Mastodawn

I used to give a lecture on software engineering in the scientific computing context, entitled "R is a Ford Pinto". I hadn't thought at the time that "unsafe at any speed" would include a nasty CVE with RCE. https://hiddenlayer.com/research/r-bitrary-code-execution/

HiddenLayer Research | R-bitrary Code Execution

HiddenLayer uncovered a zero-day deserialization vulnerability in the popular programming language R, widely used within government and medical research that could result in a supply chain attack.

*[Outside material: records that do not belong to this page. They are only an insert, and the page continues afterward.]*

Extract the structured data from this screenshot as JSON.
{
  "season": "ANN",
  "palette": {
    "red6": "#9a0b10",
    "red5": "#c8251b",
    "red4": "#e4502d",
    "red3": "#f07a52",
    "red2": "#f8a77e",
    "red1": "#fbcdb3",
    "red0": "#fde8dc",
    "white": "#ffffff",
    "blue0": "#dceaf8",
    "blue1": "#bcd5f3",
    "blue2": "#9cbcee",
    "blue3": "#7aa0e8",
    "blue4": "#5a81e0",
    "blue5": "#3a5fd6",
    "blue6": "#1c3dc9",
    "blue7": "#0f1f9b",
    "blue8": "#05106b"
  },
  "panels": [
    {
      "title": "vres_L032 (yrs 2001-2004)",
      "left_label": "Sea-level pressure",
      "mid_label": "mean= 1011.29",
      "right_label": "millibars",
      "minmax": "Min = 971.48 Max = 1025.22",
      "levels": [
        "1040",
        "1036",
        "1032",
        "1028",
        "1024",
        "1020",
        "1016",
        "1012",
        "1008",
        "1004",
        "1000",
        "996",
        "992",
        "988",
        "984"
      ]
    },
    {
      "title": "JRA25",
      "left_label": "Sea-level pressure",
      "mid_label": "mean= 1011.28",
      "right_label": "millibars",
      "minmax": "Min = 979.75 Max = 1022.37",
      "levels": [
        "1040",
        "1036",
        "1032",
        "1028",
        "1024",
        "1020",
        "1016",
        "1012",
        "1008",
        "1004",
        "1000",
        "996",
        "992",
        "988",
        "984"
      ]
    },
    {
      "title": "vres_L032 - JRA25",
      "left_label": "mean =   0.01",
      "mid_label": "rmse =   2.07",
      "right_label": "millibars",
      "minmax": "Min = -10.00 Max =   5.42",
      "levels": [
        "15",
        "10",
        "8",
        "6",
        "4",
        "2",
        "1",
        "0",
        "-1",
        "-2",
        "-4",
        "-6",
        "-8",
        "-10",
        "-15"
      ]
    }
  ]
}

HiddenLayer | Security for AI

Show thread

Merovius Apr 30, 2024

@kortschak "R-bitrary code execution" is a great pun, though.

Show thread

Dan Kortschak Apr 30, 2024

@Merovius Though expected in that ecosystem; everything starts with "R" or has a capitilised "R" somewhere in the name that is intended to be pronounced /ˈɑːr/.

Show thread

Merovius Apr 30, 2024

@kortschak "Arbitrary Go execution"

Show thread

Merovius Apr 30, 2024

@kortschak Or maybe "Gode"?

Show thread

Koantig Apr 30, 2024

@kortschak
What's particularly unsafe with #RStats , newly discovered CVE excepted?
Compared to what and in what context?

Show thread

Dan Kortschak Apr 30, 2024

@koantig There are a bunch of things that make it unreliable for reproducible science if care is not taken. I think probably things have improved since, but in no particular order: library loading order impacts on what functions are run due to name shadowing (and this can happen transitively); version pinning is not commonly done and semantics can change subtly between versions; there are subtle class- and type-dependent behavioural differences (e.g. `reshape2:: melt`); there are arbitrary and undocumented parameter-dependent behavioural differences in some functions (`summary.lm` with and without an intercept, `MASS::lda` randomly chooses which side of the boundary you are on if you are withing 1e-5 of the boundary); what does `fn()` return when `fn<-function() { return (1+2+3+4)/5 }` (this kind of thing is easily missed in code review); global state persists (packages, default options, variables…).

Show thread

Koantig Apr 30, 2024

@kortschak Thank you, I think it's mostly fair and I confirm that many things have improved on that front. (e.g. tibbles are thankfully much less forgiving than data frames)

There's always going to be a tension between rapid development of data analysis and statistical research, and a hardened finished product.

I can't help but ask what you would suggest instead for the same use-case though. Python comes to mind but I don't think it's any better.